Practical Fingerprinting of RF Devices in the Wild

TL;DR

This paper introduces a practical RF fingerprinting method using delay-loop reservoir computing and Ridge Regression, capable of identifying wireless devices even under challenging conditions like fading and jamming.

Contribution

The work presents a novel RF fingerprinting approach combining delay-loop reservoir computing with Ridge Regression, enhancing robustness for IoT device authentication in noisy environments.

Findings

MF-DLR improves device identification accuracy in fading channels.

MF processing enhances SEI performance of RR without RC transformation.

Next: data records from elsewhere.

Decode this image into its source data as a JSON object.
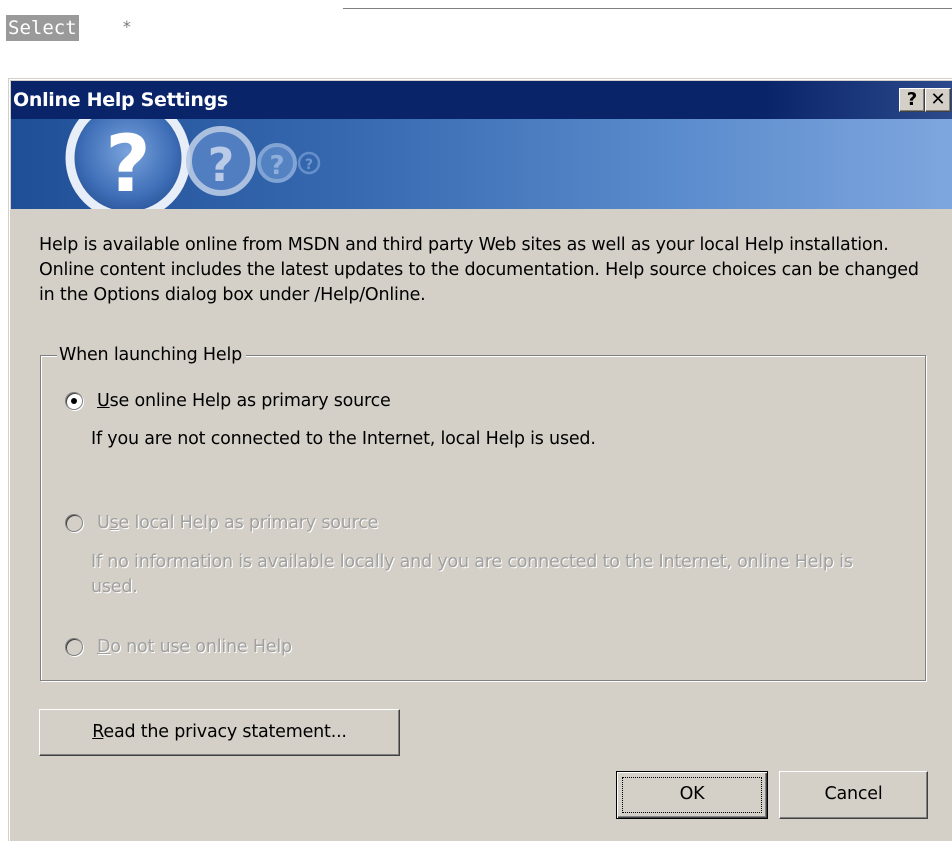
{
  "editor": {
    "select_keyword": "Select",
    "star": "*"
  },
  "dialog": {
    "title": "Online Help Settings",
    "help_button": "?",
    "close_button": "✕",
    "description": "Help is available online from MSDN and third party Web sites as well as your local Help installation. Online content includes the latest updates to the documentation. Help source choices can be changed in the Options dialog box under /Help/Online.",
    "group_label": "When launching Help",
    "options": [
      {
        "access_key": "U",
        "label_rest": "se online Help as primary source",
        "description": "If you are not connected to the Internet, local Help is used.",
        "selected": true,
        "enabled": true
      },
      {
        "label_pre": "U",
        "access_key": "s",
        "label_rest": "e local Help as primary source",
        "description": "If no information is available locally and you are connected to the Internet, online Help is used.",
        "selected": false,
        "enabled": false
      },
      {
        "access_key": "D",
        "label_rest": "o not use online Help",
        "selected": false,
        "enabled": false
      }
    ],
    "privacy_button": {
      "access_key": "R",
      "label_rest": "ead the privacy statement..."
    },
    "ok_button": "OK",
    "cancel_button": "Cancel"
  }
}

The method is effective for signatures beyond waveform transients, such as turn-on signals.

Abstract

We present a new RF fingerprinting technique for wireless emitters that is based on a simple, easily and efficiently retrainable Ridge Regression (RR) classifier. The RR learns to identify devices using bursts of waveform samples, conveniently transformed and preprocessed by delay-loop reservoirs. Deep delay Loop Reservoir Computing (DLR) is our processing architecture that supports general machine learning algorithms on resource-constrained devices by leveraging delay-loop reservoir computing (RC) and innovative architectures of loop trees. In prior work, we trained and evaluated DLR using high SNR device emissions in clean channels. We here demonstrate how to use DLR for IoT authentication by performing RF-based Specific Emitter Identification (SEI), even in the presence of fading channels and heavy in-band jamming by leveraging a matched filter (MF) extension, dubbed MF-DLR. We show that the MF processing improves the SEI performance of RR without the RC transformation (MF-RR), but the MF-DLR is more robust and applicable for addressing signatures beyond waveform transients (e.g. turn-on).